Art Project Draws Community to Campus
By Jonathan Thrope, News Editor
This past Friday, Valentine Quad was transformed into an art studio and all Amherst community members were welcomed as artists.

Nine 12.6 feet by 10 feet vinyl portraits were strewn across the quad on billboards, tables or the ground, and staff, faculty and students were invited to color them however they wished.

"I was worried because the weather didn't look good and the food was supposed to be outside," said Artist-in-Residence Wendy Ewald. "But I was amazed at how much people got into it. It was much deeper than I thought it would be." She said many students and staff participated, though not too many faculty members.

The community artmaking event grew out of Ewald's class "Collaborative Art," taught in collaboration with guest artist Brett Cook. The class decided it wanted to do a project that would focus on the divide on campus between staff, faculty and students.

The class selected six students, six staff members, and six faculty members to feature in the project. They were interviewed, photographed, and eventually half were immortalized on the black outlines laid across Valentine Quad on Friday.

"I have to admit that I found the black-and-white vinyl drawings amazingly expressive as they were, without any colors, and felt a twinge of regret at the thought of covering them with pastels," said Elizabeth Barker, Director of the Mead Art Museum. "But I was pleasantly surprised by the colored images that emerged on Friday,"

The portraits were not completely colored in, and Cook will fill in the gaps. Once he's done, the portraits will be included in a very public art display.

According to Ewald, the nine oil-pastel portraits, in addition to nine photographs of the other subjects, will be placed all over campus. In groups of three, there will be outdoor displays on Chapin Chapel, on the Route 9 side of Buckley, on the steam plant across the train tracks, behind the Amherst College sign on Route 116, and in between Garman and Porter House. There will also be an indoor display in the Mead, which will eventually make its way outside the museum.

Installation will begin the week after Thanksgiving Break, and there will be a grand opening at the Mead on Nov. 29. The displays are expected to stay up until Commencement.

Each of the photographs, taken by Ewald, will have a quote from the person in the photo painted onto it. In addition, a podcast will be available, allowing visitors to walk from display to display while listening to excerpts from the subject's interviews.

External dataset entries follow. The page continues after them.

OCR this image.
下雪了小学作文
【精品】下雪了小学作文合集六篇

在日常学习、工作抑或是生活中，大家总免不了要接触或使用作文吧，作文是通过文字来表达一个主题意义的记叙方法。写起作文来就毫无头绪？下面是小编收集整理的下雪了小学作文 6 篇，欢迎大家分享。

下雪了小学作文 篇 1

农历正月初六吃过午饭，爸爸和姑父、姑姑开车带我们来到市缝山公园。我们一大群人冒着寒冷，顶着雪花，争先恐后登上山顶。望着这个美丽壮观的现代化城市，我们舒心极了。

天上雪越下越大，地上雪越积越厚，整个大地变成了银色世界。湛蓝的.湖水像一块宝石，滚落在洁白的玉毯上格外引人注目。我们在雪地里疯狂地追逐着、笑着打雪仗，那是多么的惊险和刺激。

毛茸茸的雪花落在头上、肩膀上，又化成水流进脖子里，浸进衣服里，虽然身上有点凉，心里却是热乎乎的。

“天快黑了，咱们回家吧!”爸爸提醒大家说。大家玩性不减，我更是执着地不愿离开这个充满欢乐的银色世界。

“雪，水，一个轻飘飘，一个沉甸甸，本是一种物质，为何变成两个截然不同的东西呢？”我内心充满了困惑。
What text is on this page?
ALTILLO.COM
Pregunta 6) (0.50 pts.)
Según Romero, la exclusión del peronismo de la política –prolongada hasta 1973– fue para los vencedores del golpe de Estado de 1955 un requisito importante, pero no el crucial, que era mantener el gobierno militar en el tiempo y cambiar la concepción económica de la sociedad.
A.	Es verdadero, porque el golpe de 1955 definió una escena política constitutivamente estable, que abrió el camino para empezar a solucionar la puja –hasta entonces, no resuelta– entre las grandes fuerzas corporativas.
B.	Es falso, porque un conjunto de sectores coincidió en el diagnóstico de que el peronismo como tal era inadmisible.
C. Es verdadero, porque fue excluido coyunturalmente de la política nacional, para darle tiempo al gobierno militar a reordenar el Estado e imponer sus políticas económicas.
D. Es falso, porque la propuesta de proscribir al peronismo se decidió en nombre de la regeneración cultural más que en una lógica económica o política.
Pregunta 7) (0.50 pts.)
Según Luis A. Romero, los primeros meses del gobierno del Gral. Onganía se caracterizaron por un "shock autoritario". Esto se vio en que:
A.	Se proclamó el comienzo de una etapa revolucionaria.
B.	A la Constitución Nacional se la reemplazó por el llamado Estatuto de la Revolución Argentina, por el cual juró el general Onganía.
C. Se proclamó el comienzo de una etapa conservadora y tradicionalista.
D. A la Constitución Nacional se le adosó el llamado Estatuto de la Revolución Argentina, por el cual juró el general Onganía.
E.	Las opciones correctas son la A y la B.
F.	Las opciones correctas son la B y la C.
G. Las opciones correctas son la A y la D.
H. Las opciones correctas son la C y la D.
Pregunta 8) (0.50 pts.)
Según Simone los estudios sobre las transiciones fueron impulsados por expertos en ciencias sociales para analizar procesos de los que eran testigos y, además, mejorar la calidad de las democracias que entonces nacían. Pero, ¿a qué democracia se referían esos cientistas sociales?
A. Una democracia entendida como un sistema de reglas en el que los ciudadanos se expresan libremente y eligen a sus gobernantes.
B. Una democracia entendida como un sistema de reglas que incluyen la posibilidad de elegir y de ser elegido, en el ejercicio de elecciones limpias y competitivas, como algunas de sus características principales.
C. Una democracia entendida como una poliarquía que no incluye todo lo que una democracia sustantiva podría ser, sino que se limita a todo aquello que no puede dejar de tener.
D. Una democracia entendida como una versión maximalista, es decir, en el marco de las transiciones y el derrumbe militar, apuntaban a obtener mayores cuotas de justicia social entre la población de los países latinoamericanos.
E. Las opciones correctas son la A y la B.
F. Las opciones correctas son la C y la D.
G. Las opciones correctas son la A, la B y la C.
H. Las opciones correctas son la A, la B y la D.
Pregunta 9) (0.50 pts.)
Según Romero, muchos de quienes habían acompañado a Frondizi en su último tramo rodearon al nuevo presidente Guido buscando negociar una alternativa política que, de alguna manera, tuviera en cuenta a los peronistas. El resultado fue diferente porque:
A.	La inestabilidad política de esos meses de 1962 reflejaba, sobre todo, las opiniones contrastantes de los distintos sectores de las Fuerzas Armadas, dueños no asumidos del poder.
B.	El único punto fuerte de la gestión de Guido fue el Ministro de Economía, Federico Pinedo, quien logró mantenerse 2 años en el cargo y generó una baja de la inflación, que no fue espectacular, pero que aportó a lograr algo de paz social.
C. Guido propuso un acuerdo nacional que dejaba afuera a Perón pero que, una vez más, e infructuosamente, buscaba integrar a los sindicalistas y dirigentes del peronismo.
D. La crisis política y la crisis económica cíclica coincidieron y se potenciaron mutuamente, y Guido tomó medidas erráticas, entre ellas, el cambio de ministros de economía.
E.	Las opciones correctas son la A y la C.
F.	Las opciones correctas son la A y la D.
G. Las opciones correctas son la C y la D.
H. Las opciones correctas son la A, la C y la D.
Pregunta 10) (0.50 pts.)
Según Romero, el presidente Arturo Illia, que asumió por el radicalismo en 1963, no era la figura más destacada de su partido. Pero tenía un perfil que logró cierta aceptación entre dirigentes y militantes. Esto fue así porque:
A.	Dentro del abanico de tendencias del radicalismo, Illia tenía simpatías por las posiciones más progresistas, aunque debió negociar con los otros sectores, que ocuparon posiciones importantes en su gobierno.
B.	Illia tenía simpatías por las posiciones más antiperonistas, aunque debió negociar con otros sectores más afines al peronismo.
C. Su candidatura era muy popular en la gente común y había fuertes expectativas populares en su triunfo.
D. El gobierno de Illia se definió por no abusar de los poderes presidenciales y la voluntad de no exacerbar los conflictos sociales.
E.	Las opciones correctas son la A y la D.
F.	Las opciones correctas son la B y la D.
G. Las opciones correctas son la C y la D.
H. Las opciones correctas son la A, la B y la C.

Friday's art-making event was complemented by several outdoor musical performances, as well as special food offerings at Valentine. According to Director of Dinning Services Charlie Thompson, Cook asked him if he could serve something special outside that somehow incorporated the community. Thompson decided to tie the event into "Massachusetts Harvest for Students Week" promoting local foods. Because of the threat of rain, the food was moved inside.

In Valentine, there was a sushi station, chili station, wrap station, cheese/cracker and fresh vegetable station and fresh fruit station. Thompson said a number of special events have been planned for this year at Valentine, including cookie decorating, omelets to order, Chocolate special, fresh bread and soup night, and sushi special. There will also be a Luau special some time in April.

Because the food was inside, crowds weren't too large at the art-making event, but there was a steady stream of community artists all afternoon. "When I visited the installation on Friday, I loved seeing dozens of people transported by their creative experience-too absorbed in their coloring in some cases even to talk to each other," said Barker. "Seeing so many people transported by their coloring reminded me again of the basic human need for self-expression. That impulse to create-and the drive to understand the resulting creations-lies at the heart of so much that museums like the Mead-and liberal arts colleges like Amherst-do."